What are some of my options when dealing with a noisy neighbour?

Could there be anything more annoying than noisy neighbours? What if the noise also stems from a barking dog? One of the more common complaints about neighbours relates to noise, and some readers may be wondering what their options are if they are dealing with a noisy neighbour. Well, read on to find out. 

Dealing with that barking dog

Generally speaking, local councils will have the ability to make orders relating to animals considered as a nuisance. Using s 32A(1) of the Companion Animals Act 1998 (NSW) (the Act) as our example, a dog is a nuisance if it is: 

  • habitually at large;
  • makes noise by barking that persistently occurs or continues to such a degree or extent, that it unreasonably interferes with the peace, comfort or convenience of any person in any other premises;
  • repeatedly defecates on property (other than a public place) outside the property on which it is ordinarily kept;
  • repeatedly runs at or chases any person, animal or vehicle;
  • repeatedly causes substantial damage to anything outside the property on which it is ordinarily kept. 

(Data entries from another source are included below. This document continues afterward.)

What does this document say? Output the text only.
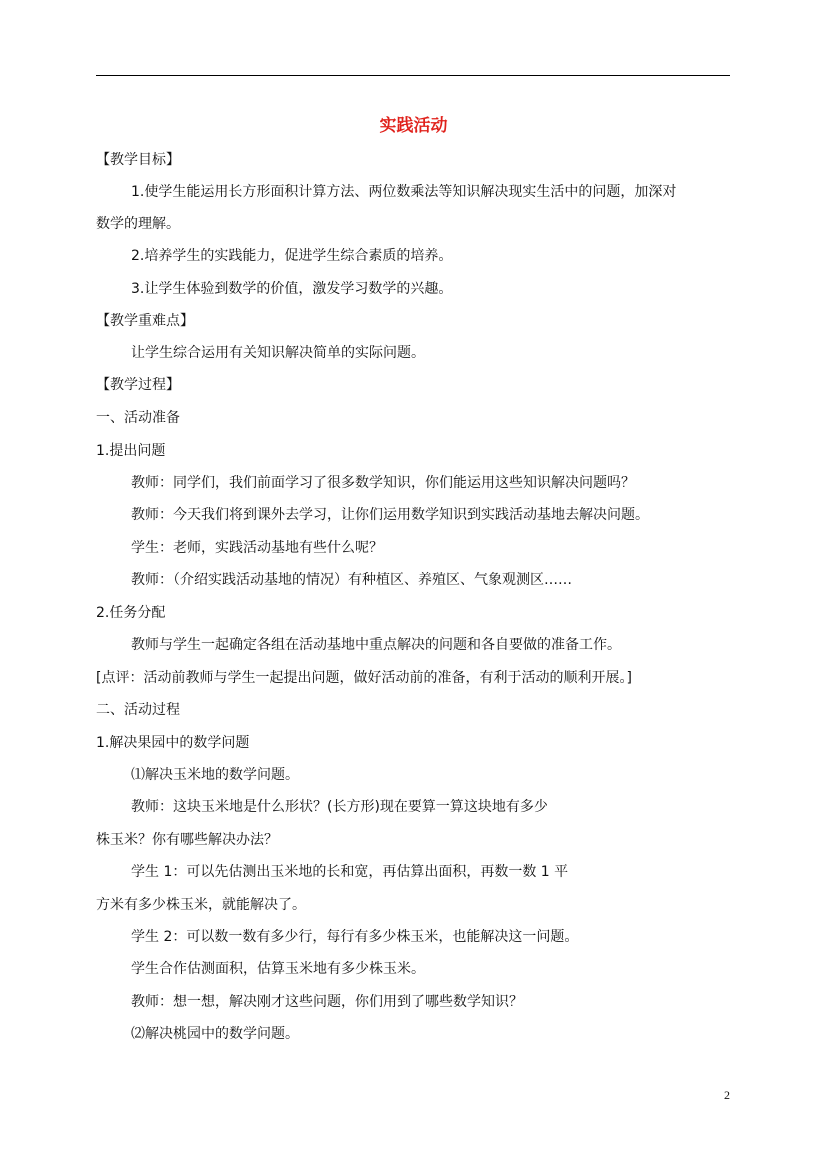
实践活动
【教学目标】
1.使学生能运用长方形面积计算方法、两位数乘法等知识解决现实生活中的问题，加深对
数学的理解。
2.培养学生的实践能力，促进学生综合素质的培养。
3.让学生体验到数学的价值，激发学习数学的兴趣。
【教学重难点】
让学生综合运用有关知识解决简单的实际问题。
【教学过程】
一、活动准备
1.提出问题
教师：同学们，我们前面学习了很多数学知识，你们能运用这些知识解决问题吗？
教师：今天我们将到课外去学习，让你们运用数学知识到实践活动基地去解决问题。
学生：老师，实践活动基地有些什么呢？
教师：（介绍实践活动基地的情况）有种植区、养殖区、气象观测区……
2.任务分配
教师与学生一起确定各组在活动基地中重点解决的问题和各自要做的准备工作。
[点评：活动前教师与学生一起提出问题，做好活动前的准备，有利于活动的顺利开展。]
二、活动过程
1.解决果园中的数学问题
⑴解决玉米地的数学问题。
教师：这块玉米地是什么形状？(长方形)现在要算一算这块地有多少
株玉米？你有哪些解决办法？
学生 1：可以先估测出玉米地的长和宽，再估算出面积，再数一数 1 平
方米有多少株玉米，就能解决了。
学生 2：可以数一数有多少行，每行有多少株玉米，也能解决这一问题。
学生合作估测面积，估算玉米地有多少株玉米。
教师：想一想，解决刚才这些问题，你们用到了哪些数学知识？
⑵解决桃园中的数学问题。
2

For anyone who believes that we dislike canines and are fans of felines (understandable since cats are popular online), there are also laws within the Act that deal with nuisance cats.

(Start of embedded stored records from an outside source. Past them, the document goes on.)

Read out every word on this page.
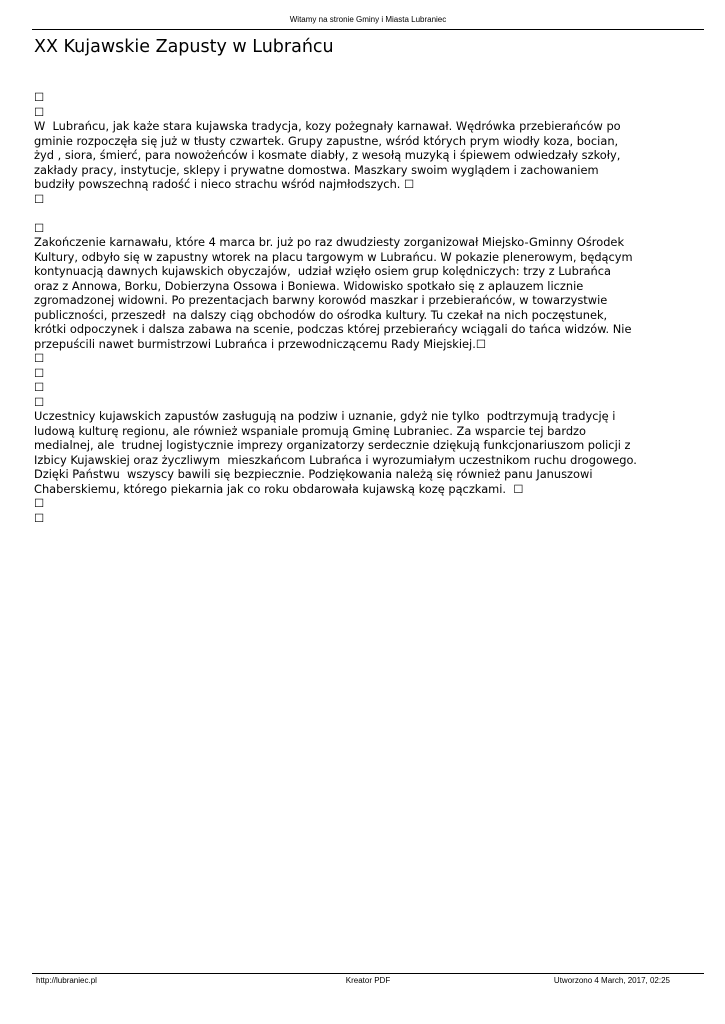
Witamy na stronie Gminy i Miasta Lubraniec
XX Kujawskie Zapusty w Lubrańcu
☐
☐
W  Lubrańcu, jak każe stara kujawska tradycja, kozy pożegnały karnawał. Wędrówka przebierańców po
gminie rozpoczęła się już w tłusty czwartek. Grupy zapustne, wśród których prym wiodły koza, bocian,
żyd , siora, śmierć, para nowożeńców i kosmate diabły, z wesołą muzyką i śpiewem odwiedzały szkoły,
zakłady pracy, instytucje, sklepy i prywatne domostwa. Maszkary swoim wyglądem i zachowaniem
budziły powszechną radość i nieco strachu wśród najmłodszych. ☐
☐
☐
Zakończenie karnawału, które 4 marca br. już po raz dwudziesty zorganizował Miejsko-Gminny Ośrodek
Kultury, odbyło się w zapustny wtorek na placu targowym w Lubrańcu. W pokazie plenerowym, będącym
kontynuacją dawnych kujawskich obyczajów,  udział wzięło osiem grup kolędniczych: trzy z Lubrańca
oraz z Annowa, Borku, Dobierzyna Ossowa i Boniewa. Widowisko spotkało się z aplauzem licznie
zgromadzonej widowni. Po prezentacjach barwny korowód maszkar i przebierańców, w towarzystwie
publiczności, przeszedł  na dalszy ciąg obchodów do ośrodka kultury. Tu czekał na nich poczęstunek,
krótki odpoczynek i dalsza zabawa na scenie, podczas której przebierańcy wciągali do tańca widzów. Nie
przepuścili nawet burmistrzowi Lubrańca i przewodniczącemu Rady Miejskiej.☐
☐
☐
☐
☐
Uczestnicy kujawskich zapustów zasługują na podziw i uznanie, gdyż nie tylko  podtrzymują tradycję i
ludową kulturę regionu, ale również wspaniale promują Gminę Lubraniec. Za wsparcie tej bardzo
medialnej, ale  trudnej logistycznie imprezy organizatorzy serdecznie dziękują funkcjonariuszom policji z
Izbicy Kujawskiej oraz życzliwym  mieszkańcom Lubrańca i wyrozumiałym uczestnikom ruchu drogowego.
Dzięki Państwu  wszyscy bawili się bezpiecznie. Podziękowania należą się również panu Januszowi
Chaberskiemu, którego piekarnia jak co roku obdarowała kujawską kozę pączkami.  ☐
☐
☐
http://lubraniec.pl	Kreator PDF	Utworzono 4 March, 2017, 02:25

Beyond pets that are a nuisance, other noises that may be considered intrusive can include loud music, unruly parties, or burglar alarms. 

Who has responsibility over the behaviour of pets?

The onus is obviously on the owner to take reasonable care to ensure that their animals do not cause damage to adjoining properties. Owners of an adjoining property may lawfully seize a dog if the action is reasonable, and necessary in the prevention of damage to the property, as stated in s 22(1) the Act.

What actions can a person take against a noisy neighbour?

Perhaps the most sensible option is to first discuss any potential issue a person may be experiencing with their neighbour, and strive to reach an amicable resolution. Other avenues can involve mediation through a Community Justice Centre for example, or a complaint to the local council can be made and a noise abatement order can be issued by the council. For larger scale noise issues, a complaint can also be lodged with a State environment body, such as the Department of Environment and Climate Change in New South Wales, or the Department of Sustainability and Environment for example.